Productivity Commission recommends GST-free import threshold cut

The Productivity Commission has unexpectedly recommended the Government should reduce the $1,000 GST-free import threshold, but acknowledges this is only a small problem facing the retail sector and says further structural reform is required.


The Commission’s draft report recommends that state and local governments need to harmonise their laws and reform planning, zoning and retail trading hours restrictions. It also recommends that the Federal Government should review any constraints created by workplace relations regulations.


“Intensified retail competition is a boon for consumers, but it is challenging for a retail industry which, overall, has lower levels of productivity when compared internationally and, in many cases, faces higher costs,” says commissioner Philip Weickhardt.
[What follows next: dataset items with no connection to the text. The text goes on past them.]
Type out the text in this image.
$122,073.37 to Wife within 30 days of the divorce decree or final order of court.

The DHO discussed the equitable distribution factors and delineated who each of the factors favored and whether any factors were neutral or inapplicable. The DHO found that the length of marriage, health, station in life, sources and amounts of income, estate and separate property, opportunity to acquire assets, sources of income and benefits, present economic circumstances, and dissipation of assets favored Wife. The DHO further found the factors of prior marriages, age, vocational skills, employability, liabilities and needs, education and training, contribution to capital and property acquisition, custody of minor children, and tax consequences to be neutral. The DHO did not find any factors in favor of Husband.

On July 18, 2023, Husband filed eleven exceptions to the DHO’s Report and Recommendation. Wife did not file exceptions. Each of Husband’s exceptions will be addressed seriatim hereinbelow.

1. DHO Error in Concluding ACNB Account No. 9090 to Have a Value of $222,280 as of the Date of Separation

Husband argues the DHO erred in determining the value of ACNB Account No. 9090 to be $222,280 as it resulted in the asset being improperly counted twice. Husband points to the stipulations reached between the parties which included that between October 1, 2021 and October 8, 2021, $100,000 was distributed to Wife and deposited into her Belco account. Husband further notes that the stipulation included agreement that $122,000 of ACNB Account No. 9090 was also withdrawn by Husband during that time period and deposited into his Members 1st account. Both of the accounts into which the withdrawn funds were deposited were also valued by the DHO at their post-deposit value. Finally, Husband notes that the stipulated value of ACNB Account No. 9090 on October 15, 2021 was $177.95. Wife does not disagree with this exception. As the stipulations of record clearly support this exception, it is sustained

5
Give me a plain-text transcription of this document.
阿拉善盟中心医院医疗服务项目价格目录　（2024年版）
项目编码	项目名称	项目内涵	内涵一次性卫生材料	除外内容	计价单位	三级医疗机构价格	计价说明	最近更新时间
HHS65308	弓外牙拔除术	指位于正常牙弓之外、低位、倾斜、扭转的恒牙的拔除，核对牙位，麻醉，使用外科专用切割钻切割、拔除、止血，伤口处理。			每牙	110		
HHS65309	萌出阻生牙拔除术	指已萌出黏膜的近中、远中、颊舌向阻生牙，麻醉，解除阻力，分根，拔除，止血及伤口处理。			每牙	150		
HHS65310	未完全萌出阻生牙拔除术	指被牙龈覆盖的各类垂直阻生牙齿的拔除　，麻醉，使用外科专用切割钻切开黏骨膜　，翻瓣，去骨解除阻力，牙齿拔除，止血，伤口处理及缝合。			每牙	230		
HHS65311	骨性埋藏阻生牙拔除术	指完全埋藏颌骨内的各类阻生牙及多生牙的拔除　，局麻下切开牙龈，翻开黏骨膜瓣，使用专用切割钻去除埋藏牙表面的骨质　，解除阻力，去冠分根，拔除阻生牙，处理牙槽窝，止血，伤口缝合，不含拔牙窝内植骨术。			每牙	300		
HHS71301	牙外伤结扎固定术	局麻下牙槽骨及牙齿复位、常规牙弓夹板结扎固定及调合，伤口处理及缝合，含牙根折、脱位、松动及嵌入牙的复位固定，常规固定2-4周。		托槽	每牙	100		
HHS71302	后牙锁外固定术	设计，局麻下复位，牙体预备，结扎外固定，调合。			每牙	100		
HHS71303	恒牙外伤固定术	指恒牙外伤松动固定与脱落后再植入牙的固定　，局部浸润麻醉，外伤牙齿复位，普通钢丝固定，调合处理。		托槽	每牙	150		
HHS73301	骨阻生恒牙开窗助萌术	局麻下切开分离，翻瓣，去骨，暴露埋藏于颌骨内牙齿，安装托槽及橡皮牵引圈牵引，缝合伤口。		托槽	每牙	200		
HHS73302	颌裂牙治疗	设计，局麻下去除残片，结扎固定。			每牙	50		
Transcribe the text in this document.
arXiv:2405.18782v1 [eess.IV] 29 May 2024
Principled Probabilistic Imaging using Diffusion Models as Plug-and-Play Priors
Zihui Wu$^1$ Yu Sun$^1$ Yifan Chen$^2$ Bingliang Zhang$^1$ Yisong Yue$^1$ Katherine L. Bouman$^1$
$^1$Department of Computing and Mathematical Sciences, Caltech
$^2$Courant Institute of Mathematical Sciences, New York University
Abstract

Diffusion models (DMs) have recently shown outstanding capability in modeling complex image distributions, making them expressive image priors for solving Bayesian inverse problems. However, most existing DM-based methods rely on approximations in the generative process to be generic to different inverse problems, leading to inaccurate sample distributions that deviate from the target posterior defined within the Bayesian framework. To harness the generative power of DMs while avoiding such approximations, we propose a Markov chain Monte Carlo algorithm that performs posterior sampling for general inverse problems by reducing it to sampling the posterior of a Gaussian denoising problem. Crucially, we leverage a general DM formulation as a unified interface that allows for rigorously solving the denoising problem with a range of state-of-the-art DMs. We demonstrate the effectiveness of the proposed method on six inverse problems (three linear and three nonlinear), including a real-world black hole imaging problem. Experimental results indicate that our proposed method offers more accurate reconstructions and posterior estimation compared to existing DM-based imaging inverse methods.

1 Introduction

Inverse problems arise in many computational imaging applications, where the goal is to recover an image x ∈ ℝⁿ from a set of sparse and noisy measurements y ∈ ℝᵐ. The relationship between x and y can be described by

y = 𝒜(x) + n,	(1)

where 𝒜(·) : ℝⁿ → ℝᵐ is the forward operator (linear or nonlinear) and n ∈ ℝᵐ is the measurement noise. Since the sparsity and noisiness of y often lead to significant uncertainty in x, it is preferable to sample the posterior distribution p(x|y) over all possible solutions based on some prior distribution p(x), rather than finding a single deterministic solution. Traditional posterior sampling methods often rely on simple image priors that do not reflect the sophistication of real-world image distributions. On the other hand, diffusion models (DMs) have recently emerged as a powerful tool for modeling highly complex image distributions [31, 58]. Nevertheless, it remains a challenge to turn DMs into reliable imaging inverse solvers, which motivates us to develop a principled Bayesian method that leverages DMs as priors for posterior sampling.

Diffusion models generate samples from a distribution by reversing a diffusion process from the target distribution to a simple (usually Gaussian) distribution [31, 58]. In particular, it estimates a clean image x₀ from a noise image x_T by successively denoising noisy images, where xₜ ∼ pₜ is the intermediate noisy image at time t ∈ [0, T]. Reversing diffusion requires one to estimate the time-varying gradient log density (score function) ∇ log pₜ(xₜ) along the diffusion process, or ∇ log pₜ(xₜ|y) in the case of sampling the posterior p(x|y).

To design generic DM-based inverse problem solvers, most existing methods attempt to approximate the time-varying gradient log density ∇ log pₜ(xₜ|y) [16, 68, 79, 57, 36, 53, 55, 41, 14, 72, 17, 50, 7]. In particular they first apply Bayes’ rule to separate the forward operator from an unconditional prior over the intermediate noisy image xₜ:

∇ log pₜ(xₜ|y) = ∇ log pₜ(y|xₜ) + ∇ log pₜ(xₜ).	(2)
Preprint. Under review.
“However, the Government’s role is not to shield the industry from competition but to remove constraints which restrict the industry in responding to this heightened level of competition.”


The overall report acknowledges many problems pressuring retailers including planning and zoning restrictions, pressure within shopping centres on retail tenants and varying regulations on trading restrictions.


It also acknowledges that more people are spending more money on non-retail services, such as property, travel and entertainment.


And while it acknowledges that the current low value import threshold is a “minor part of the competition story”, it nevertheless says that the threshold “in principle should be reduced to a low level to ensure tax neutrality”.


In a move that is sure to be welcomed by the Fair Imports Alliance, the Productivity Commission also says that current processes for collecting taxes and duties “are not efficient”.


“As the threshold is lowered, costs of collection increase significantly – at very low thresholds, (for example $20), the costs of collection would exceed tax revenue by over three to one.”


“Such a cost impost on both importing businesses and consumers is unacceptable even without considering additional costs such as delays.”


The report also recommends that the Government should investigate the current system for processing incoming parcels, “with a view to then reducing the LVT in a cost effective way”.